A categoricalist claims that solubility (a disposition) is grounded in molecular structure (a categorical property). What does this grounding claim mean?
ASolubility and molecular structure are identical properties described in different ways
BThe molecular structure is what makes the object soluble — the disposition exists because of how the object categorically is, and would not exist otherwise
CDispositions cause categorical properties to come into being when triggered
DCategorical properties are more directly observable than dispositions
Grounding is an explanatory, asymmetric relation: the categorical property explains why the disposition exists, not vice versa. Solubility (what a substance would do if placed in water) is grounded in molecular structure (how the atoms are actually arranged) in the sense that the molecular arrangement is the real basis for the disposition. Change the structure, and the solubility changes; the structure is explanatorily prior. This is not identity: 'soluble' and 'has such-and-such molecular structure' are different concepts even if one grounds the other.
Question 2 Multiple Choice
A pure dispositionalist argues that mass — typically cited as a paradigm categorical property — is actually dispositional. What is their strongest argument?
AMass cannot be directly measured or observed
BMass is entirely defined by its role in gravitational and inertial relations — how objects with mass behave — so it has no intrinsic nature independent of those causal roles
CMass is a macroscopic property that reduces to more fundamental categorical properties at the quantum level
DCategorical properties only exist at the scale of everyday objects, not fundamental physics
The dispositionalist's best move is to argue that what we call 'categorical' properties are really just dispositions that are never manifested, or properties fully characterized by their causal roles. Mass is defined by Newton's second law (F = ma) and the law of universal gravitation — both relational, dispositional characterizations. If mass just *is* the property that plays these roles, then categoricalism about mass is an illusion: there is no 'intrinsic nature' of mass over and above its behavioral role. This is the deepest challenge to categoricalism.
Question 3 True / False
Categorical properties characterize what a thing intrinsically is right now, independently of any conditional claims about how it would behave under various circumstances.
TTrue
FFalse
Answer: True
This is the defining feature of categorical properties. Unlike dispositions (fragility, solubility, conductivity) which are characterized by what an object *would do* if conditions were met, categorical properties are purely occurrent: the shape of a crystal, the spatial arrangement of atoms, the charge distribution in a molecule. These are features of how things are, not what they would do. The categorical/dispositional distinction tracks the difference between occurrent features and modal (would-be) features.
Question 4 True / False
The debate between categoricalism and pure dispositionalism is merely semantic — both views make the same predictions about the physical world and agree on most substantive questions.
TTrue
FFalse
Answer: False
This is a substantive metaphysical dispute with real consequences. Categoricalism implies that properties have intrinsic natures that are logically independent of their causal roles — the same categorical basis could, in principle, give rise to different dispositions in different possible worlds. Pure dispositionalism implies that properties are exhausted by their causal roles — there is nothing to a property beyond what it does. These views differ on the nature of laws of nature, the analysis of counterfactuals, and the structure of modality.
Question 5 Short Answer
Why do categoricalists say categorical properties are the 'bedrock' of reality, and what challenge does the pure dispositionalist pose to this picture?

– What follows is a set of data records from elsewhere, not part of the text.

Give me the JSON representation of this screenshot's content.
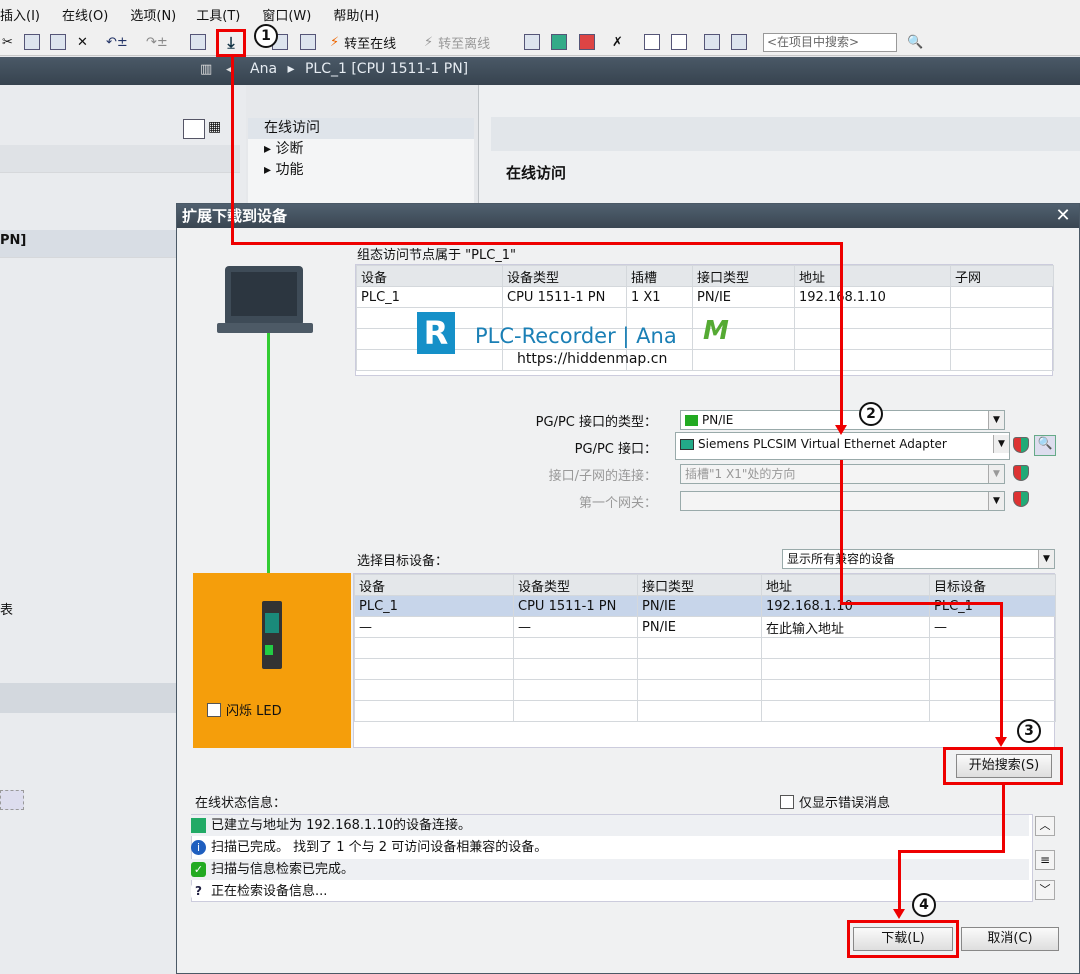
{
  "menu": [
    "插入(I)",
    "在线(O)",
    "选项(N)",
    "工具(T)",
    "窗口(W)",
    "帮助(H)"
  ],
  "toolbar": {
    "go_online": "转至在线",
    "go_offline": "转至离线",
    "search_placeholder": "<在项目中搜索>"
  },
  "breadcrumb": {
    "project": "Ana",
    "sep": "▸",
    "device": "PLC_1 [CPU 1511-1 PN]"
  },
  "left_pane": {
    "row_pn": "PN]",
    "row_table": "表"
  },
  "nav": {
    "items": [
      "在线访问",
      "▸ 诊断",
      "▸ 功能"
    ]
  },
  "right_panel": {
    "title": "在线访问"
  },
  "dialog": {
    "title": "扩展下载到设备",
    "config_caption": "组态访问节点属于 \"PLC_1\"",
    "config_table": {
      "headers": [
        "设备",
        "设备类型",
        "插槽",
        "接口类型",
        "地址",
        "子网"
      ],
      "rows": [
        [
          "PLC_1",
          "CPU 1511-1 PN",
          "1 X1",
          "PN/IE",
          "192.168.1.10",
          ""
        ]
      ]
    },
    "watermark": {
      "brand": "PLC-Recorder | Ana",
      "url": "https://hiddenmap.cn"
    },
    "pgpc_type_label": "PG/PC 接口的类型：",
    "pgpc_type_value": "PN/IE",
    "pgpc_if_label": "PG/PC 接口：",
    "pgpc_if_value": "Siemens PLCSIM Virtual Ethernet Adapter",
    "conn_label": "接口/子网的连接：",
    "conn_value": "插槽\"1 X1\"处的方向",
    "gateway_label": "第一个网关：",
    "gateway_value": "",
    "select_label": "选择目标设备：",
    "filter_value": "显示所有兼容的设备",
    "target_table": {
      "headers": [
        "设备",
        "设备类型",
        "接口类型",
        "地址",
        "目标设备"
      ],
      "rows": [
        [
          "PLC_1",
          "CPU 1511-1 PN",
          "PN/IE",
          "192.168.1.10",
          "PLC_1"
        ],
        [
          "—",
          "—",
          "PN/IE",
          "在此输入地址",
          "—"
        ]
      ]
    },
    "flash_led": "闪烁 LED",
    "start_search": "开始搜索(S)",
    "status_label": "在线状态信息：",
    "errors_only": "仅显示错误消息",
    "messages": [
      "已建立与地址为 192.168.1.10的设备连接。",
      "扫描已完成。 找到了 1 个与 2 可访问设备相兼容的设备。",
      "扫描与信息检索已完成。",
      "正在检索设备信息..."
    ],
    "download": "下载(L)",
    "cancel": "取消(C)"
  },
  "steps": [
    "1",
    "2",
    "3",
    "4"
  ],
  "colors": {
    "highlight": "#e00000",
    "orange": "#f59e0b",
    "titlebar": "#3a4652"
  }
}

Think about your answer, then reveal below.
Model answer: Categoricalists say categorical properties are bedrock because all dispositions must ultimately be grounded in something non-dispositional — otherwise you get an infinite regress of 'would-do X if Y, where Y would occur if Z...' with nothing to stop it. Categorical properties are self-standing: they just are what they are. The dispositionalist challenges this by arguing that even paradigm categorical properties like mass or charge are fully characterized by their causal roles, meaning the regress never bottoms out in something truly non-dispositional.

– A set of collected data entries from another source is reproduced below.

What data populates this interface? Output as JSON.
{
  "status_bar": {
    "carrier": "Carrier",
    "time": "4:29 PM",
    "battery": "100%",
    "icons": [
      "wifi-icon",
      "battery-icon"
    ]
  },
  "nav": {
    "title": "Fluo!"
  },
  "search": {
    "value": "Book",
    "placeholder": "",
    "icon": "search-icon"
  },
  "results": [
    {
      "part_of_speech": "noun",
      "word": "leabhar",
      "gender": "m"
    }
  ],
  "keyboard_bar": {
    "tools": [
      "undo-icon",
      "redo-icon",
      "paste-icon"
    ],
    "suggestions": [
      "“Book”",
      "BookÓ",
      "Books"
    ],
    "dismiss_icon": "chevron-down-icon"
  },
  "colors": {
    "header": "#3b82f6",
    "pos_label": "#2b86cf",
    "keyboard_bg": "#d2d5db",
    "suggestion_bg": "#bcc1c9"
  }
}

The regress argument is the categoricalist's main motivation: if every property is defined by what it would do, and what it would do is defined by further properties, which are in turn defined by what they would do, then nothing has any determinate nature — reality becomes an empty web of mutual conditionals. Categorical properties provide a grounding point. The dispositionalist response is that this regress is not vicious: mutual characterization among properties is coherent, and the world can be a self-supporting web of dispositions without needing a non-dispositional foundation.